逆光を受けてシルエットになってしまっている先生の口が開く。
「ご家族の方ですか?」
「……はい」
「母さんは!?」
車椅子を少し押し出し、私たちが待っている問題の回答をワタルが求めた。
「今、何時?」
「あ? あぁ……22時12分」
「時間切れ、か」
「ちょっと、変な言い方しないでよね!」
「う、ごめんなさい」
「そうカリカリすんな」
「だって!」
「ほら、見てみろよ、『はるかの星』は今も大きくなり続けているんだ。アカウントも残っている。打てる手は打ったはずだ。今頃はきっと……」
「それにしても、こんだけの短い間で、よくもまぁこんなにいっぱいコメントがついたな」
「記録を更新してるしな。すげぇぞコレ」
「ニノ、少しは落ち着けや。そないPCいじくりたおしてもなんも変わらんぞ」
「……はるか、どうなったのよぉ……」
「♪」
「ん? なんだ? 今の?」
「更新音か?」
「どれ! 見せて!!」
「……!」
「皆藤……美奈子さん。12時間もよく頑張ってくれた。後遺症も残らないし、一カ月後には元のようにゲンキになりますよ。よかったね」
「本当……ですか?」
「私はウソはつかんよ。君たちの想いが通じたんじゃないかな」
「ぃやっっっっったぁぁぁぁぁぁぁぁ!!」
鼓膜が弾け飛ぶほどの大声でワタルが叫んだ。さっきまでのしょぼくれた顔はどこへやら、必死に涙を流すまいと堪えていた顔も今はどこにもない。顔面ぐしゃぐしゃになりながら喜びを爆発させている。
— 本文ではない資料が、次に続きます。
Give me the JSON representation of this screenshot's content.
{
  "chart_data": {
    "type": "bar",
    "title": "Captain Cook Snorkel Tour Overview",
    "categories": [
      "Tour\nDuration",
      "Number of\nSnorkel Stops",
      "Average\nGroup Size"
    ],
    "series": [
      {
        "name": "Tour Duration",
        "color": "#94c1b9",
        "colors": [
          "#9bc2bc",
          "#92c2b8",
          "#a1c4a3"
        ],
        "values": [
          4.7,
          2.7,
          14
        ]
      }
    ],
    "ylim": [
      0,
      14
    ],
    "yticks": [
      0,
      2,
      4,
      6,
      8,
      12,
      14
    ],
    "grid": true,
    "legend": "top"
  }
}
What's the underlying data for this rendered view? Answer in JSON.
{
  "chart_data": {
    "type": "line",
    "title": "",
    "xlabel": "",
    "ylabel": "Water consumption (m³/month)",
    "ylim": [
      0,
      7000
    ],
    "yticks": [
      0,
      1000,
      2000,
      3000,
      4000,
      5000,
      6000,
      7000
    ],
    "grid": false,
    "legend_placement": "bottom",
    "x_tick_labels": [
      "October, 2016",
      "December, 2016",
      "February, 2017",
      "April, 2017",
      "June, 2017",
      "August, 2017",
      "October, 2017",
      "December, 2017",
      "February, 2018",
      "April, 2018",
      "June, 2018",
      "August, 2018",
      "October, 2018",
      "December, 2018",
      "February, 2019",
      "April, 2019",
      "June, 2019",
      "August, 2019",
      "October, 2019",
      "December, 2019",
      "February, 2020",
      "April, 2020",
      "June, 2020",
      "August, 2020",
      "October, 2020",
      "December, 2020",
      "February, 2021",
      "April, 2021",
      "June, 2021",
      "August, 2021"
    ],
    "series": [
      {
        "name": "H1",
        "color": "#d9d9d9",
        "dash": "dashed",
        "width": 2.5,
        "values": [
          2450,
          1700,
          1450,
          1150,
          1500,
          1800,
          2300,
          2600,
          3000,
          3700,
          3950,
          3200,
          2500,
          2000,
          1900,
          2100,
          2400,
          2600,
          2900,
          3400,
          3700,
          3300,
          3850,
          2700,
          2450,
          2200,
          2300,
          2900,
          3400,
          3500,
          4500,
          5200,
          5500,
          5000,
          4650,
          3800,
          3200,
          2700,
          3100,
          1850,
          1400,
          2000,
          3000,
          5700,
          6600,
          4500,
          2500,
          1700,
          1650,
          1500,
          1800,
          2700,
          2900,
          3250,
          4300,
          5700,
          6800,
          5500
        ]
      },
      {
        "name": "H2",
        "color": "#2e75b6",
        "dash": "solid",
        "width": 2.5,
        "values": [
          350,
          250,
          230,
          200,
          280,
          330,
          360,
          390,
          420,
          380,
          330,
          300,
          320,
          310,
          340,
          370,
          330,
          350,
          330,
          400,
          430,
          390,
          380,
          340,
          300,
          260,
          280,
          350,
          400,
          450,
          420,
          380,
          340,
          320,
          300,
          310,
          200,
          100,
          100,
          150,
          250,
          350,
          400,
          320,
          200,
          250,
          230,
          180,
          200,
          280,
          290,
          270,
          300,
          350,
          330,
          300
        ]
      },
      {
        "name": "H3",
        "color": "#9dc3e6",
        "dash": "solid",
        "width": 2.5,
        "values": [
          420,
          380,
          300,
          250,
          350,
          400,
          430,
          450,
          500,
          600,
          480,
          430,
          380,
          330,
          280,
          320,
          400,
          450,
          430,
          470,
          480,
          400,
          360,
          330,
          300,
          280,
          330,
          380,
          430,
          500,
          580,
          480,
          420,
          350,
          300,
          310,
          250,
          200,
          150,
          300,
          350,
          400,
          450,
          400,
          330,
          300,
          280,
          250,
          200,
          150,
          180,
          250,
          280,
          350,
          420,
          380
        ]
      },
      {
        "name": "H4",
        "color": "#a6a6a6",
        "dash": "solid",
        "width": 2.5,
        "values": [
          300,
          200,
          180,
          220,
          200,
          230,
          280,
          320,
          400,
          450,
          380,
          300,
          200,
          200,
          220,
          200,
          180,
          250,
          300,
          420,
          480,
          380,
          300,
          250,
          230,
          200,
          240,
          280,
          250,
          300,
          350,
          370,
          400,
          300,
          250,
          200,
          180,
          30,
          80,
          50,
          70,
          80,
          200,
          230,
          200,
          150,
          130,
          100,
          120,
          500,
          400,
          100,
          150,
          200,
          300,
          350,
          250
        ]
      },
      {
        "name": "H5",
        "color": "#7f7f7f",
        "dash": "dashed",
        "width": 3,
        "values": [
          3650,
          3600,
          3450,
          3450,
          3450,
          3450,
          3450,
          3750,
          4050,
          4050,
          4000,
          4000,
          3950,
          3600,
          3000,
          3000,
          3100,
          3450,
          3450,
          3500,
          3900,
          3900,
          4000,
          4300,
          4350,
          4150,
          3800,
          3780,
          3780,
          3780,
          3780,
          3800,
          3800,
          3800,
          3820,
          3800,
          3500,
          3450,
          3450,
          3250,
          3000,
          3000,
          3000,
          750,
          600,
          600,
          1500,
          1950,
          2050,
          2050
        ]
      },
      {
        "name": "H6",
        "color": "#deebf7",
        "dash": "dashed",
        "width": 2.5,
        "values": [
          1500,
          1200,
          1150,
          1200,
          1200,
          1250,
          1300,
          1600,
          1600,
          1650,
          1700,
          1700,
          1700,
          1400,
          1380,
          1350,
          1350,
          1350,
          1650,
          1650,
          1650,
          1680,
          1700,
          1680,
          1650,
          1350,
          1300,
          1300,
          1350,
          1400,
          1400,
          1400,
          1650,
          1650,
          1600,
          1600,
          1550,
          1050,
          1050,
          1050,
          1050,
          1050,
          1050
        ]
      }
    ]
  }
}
私は大きな声で泣いていた。他にすることもあったんだけど、とにかく私はワタルと一緒にになってぶつける先のないこの喜びを、この場で爆発させることに夢中になっていた。
「ぜんぜぇい、ありがどう……ほんどに、ほんとにありがどうございます」
「あっはは、姉ちゃんひでぇ顔だな」
お互い様だろ、それは。
「ほら、お疲れのお母さんを休ませてあげよう。道をあけてくれるかい?」
手術室の奥から運ばれてきたお母さんは、ところどころに包帯を巻き、点滴を打たれながら静かに眠っていた。怪我をしたことはともかく、本当に無事でよかった。助かってよかったよ。
ありがとう、神様。ありがとう、先生。ありがとう、みんな。
姉弟二人してフラフラになりながら病院の廊下を歩いていると、エントランスには祥子さんが到着していて、医師から説明を受けていた。お婆ちゃんたちは先に病室に向かっているって言うし、お母さんのお姉ちゃんも来てくれていた。私たち二人だけだったときとは比べ物にならないくらいの安堵感で胸いっぱい。よくやったね、とか、えらいね、って言われたけど、それがなにを指しての賛辞なのか、私にはいまいちよくわからない。でも、笑顔で私たちを迎えてくれる人がいるのを見ると、なんだかやっぱり安心するなぁ。
ホントに全部終わったんだ。
そういえば、まだやることが残っていたよ。
私たちのハッピーエンドを、受付カウンターで優しい微笑と共に見守ってくれている看護婦さんにお願いをする。今度は、こちらもホンワカ笑顔で行かねば。
「すみません、また、ちょっと借りていいですか?」
コレが最後。更新音と共にアップされる、最後のコメント。